Présent lors de l’audition de la ministre, le sénateur Cédric Vial, à l’initiative de cette loi, a interpellé la ministre sur le sujet : sur le plan financier, « l’État justifie avec des arguments fallacieux le fait que la loi ne sera pas mise en place sur les territoires » et sur le plan administratif, il fustige une circulaire trop complexe, demandant son abrogation pure et simple.
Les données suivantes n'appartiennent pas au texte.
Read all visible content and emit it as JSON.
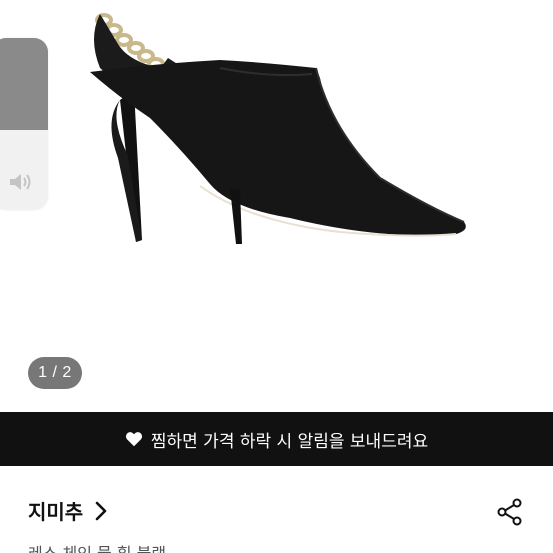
{
  "gallery": {
    "current_page": 1,
    "total_pages": 2,
    "indicator_text": "1 / 2"
  },
  "volume": {
    "level": 0.55,
    "icon": "speaker-icon"
  },
  "wish_banner": {
    "icon": "heart-icon",
    "text": "찜하면 가격 하락 시 알림을 보내드려요"
  },
  "store": {
    "name": "지미추",
    "chevron_icon": "chevron-right-icon",
    "share_icon": "share-icon"
  },
  "product": {
    "title": "레스 체인 뮬 힐 블랙"
  },
  "colors": {
    "banner_bg": "#111111",
    "indicator_bg": "#777777",
    "volume_fill": "#8a8a8a",
    "volume_track": "#f1f1f1"
  }
}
La ministre de l’Éducation nationale a annoncé qu’elle venait de signer un décret pour permettre de « reprendre » la rémunération des AESH sur la pause méridienne : « Je peux vous assurer qu’on a bien prévu les financements nécessaires pour assurer la prise en charge des AESH sur la pause méridienne et que le décret a vocation à simplifier les choses et non à les compliquer. » Le sénateur Cédric Vial s’est dit toutefois particulièrement surpris par cette méthodologie, loin d’être simple. Sur la compensation des charges engagées par les collectivités territoriales depuis la rentrée en l’absence de financements de l’État, la ministre n’a pas réagi. Espérons que le décret précise ce point.
La ministre a aussi rappelé qu’un « effort inédit a été consenti pour recruter des AESH et améliorer leurs conditions de travail avec 34 000 postes créés depuis 2017 et 2 000 » pour 2025. Elle a annoncé que les « académies vont développer un plan de déploiement des pôles d’appui à la scolarité qui sont expérimentés dans quatre départements depuis la rentrée ».
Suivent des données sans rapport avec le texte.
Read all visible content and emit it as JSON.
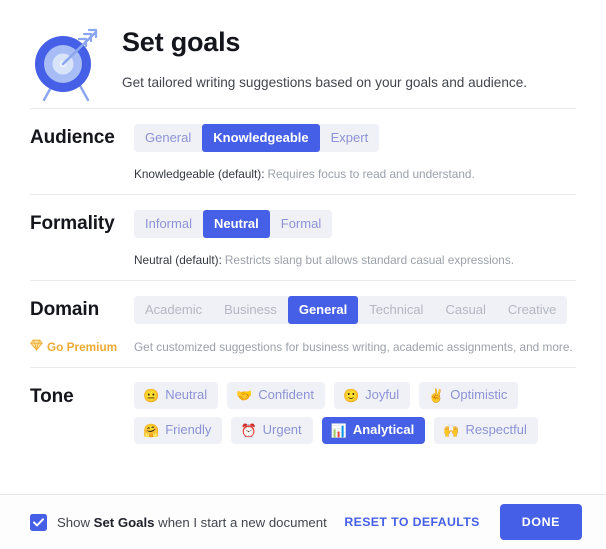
{
  "header": {
    "icon": "target-with-arrow-icon",
    "title": "Set goals",
    "subtitle": "Get tailored writing suggestions based on your goals and audience."
  },
  "sections": {
    "audience": {
      "label": "Audience",
      "options": [
        "General",
        "Knowledgeable",
        "Expert"
      ],
      "selected": "Knowledgeable",
      "help_strong": "Knowledgeable (default):",
      "help_text": "Requires focus to read and understand."
    },
    "formality": {
      "label": "Formality",
      "options": [
        "Informal",
        "Neutral",
        "Formal"
      ],
      "selected": "Neutral",
      "help_strong": "Neutral (default):",
      "help_text": "Restricts slang but allows standard casual expressions."
    },
    "domain": {
      "label": "Domain",
      "options": [
        "Academic",
        "Business",
        "General",
        "Technical",
        "Casual",
        "Creative"
      ],
      "selected": "General",
      "disabled_options": [
        "Academic",
        "Business",
        "Technical",
        "Casual",
        "Creative"
      ],
      "premium_icon": "gem-icon",
      "premium_label": "Go Premium",
      "help_text": "Get customized suggestions for business writing, academic assignments, and more."
    },
    "tone": {
      "label": "Tone",
      "selected": "Analytical",
      "chips": [
        {
          "emoji": "😐",
          "emoji_name": "neutral-face-emoji",
          "label": "Neutral"
        },
        {
          "emoji": "🤝",
          "emoji_name": "handshake-emoji",
          "label": "Confident"
        },
        {
          "emoji": "🙂",
          "emoji_name": "slightly-smiling-face-emoji",
          "label": "Joyful"
        },
        {
          "emoji": "✌️",
          "emoji_name": "victory-hand-emoji",
          "label": "Optimistic"
        },
        {
          "emoji": "🤗",
          "emoji_name": "hugging-face-emoji",
          "label": "Friendly"
        },
        {
          "emoji": "⏰",
          "emoji_name": "alarm-clock-emoji",
          "label": "Urgent"
        },
        {
          "emoji": "📊",
          "emoji_name": "bar-chart-emoji",
          "label": "Analytical"
        },
        {
          "emoji": "🙌",
          "emoji_name": "raising-hands-emoji",
          "label": "Respectful"
        }
      ]
    }
  },
  "footer": {
    "checkbox_checked": true,
    "checkbox_label_prefix": "Show ",
    "checkbox_label_bold": "Set Goals",
    "checkbox_label_suffix": " when I start a new document",
    "reset_label": "RESET TO DEFAULTS",
    "done_label": "DONE"
  },
  "colors": {
    "accent": "#4560e6",
    "chip_bg": "#f0f1f7",
    "chip_text": "#8c93d6",
    "disabled_text": "#b4b8c2",
    "premium": "#edab33"
  }
}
Revalorisations et prévisions
Sur la « question centrale » de la « revalorisation du métier de professeur », la ministre a dit s’inquiéter du « sentiment de déclassement et d’abandon » qui existe chez les professeurs. « Nous devons regarder en face les réalités du métier » et « engager une réforme ambitieuse de la formation des professeurs et reprendre la concertation sur le recrutement dès la fin de la licence 3 avec deux années de professionnalisation ». Elle a précisé vouloir aussi « redynamiser les parcours en milieu de carrière pour offrir des perspectives » aux personnels.
La ministre s’est au passage félicitée du maintien des 4 000 postes de professeurs qui devaient être supprimés, comme prévu dans le budget 2025 proposé par l’ex-Premier ministre Michel Barnier. « Le gouvernement est complètement revenu sur cette suppression, a-t-elle déclaré. Ce maintien intervient dans un contexte où il y a une poursuite de la baisse démographique mais pour autant les moyens dont on peut disposer me paraissent essentiels pour mener des politiques comme la question des brigades de remplacement, aussi en complètement des groupes de besoin et avancer sur l’école inclusive ». Toutefois, 470 suppressions de postes d’enseignant sont confirmées, dont une centaine à Paris.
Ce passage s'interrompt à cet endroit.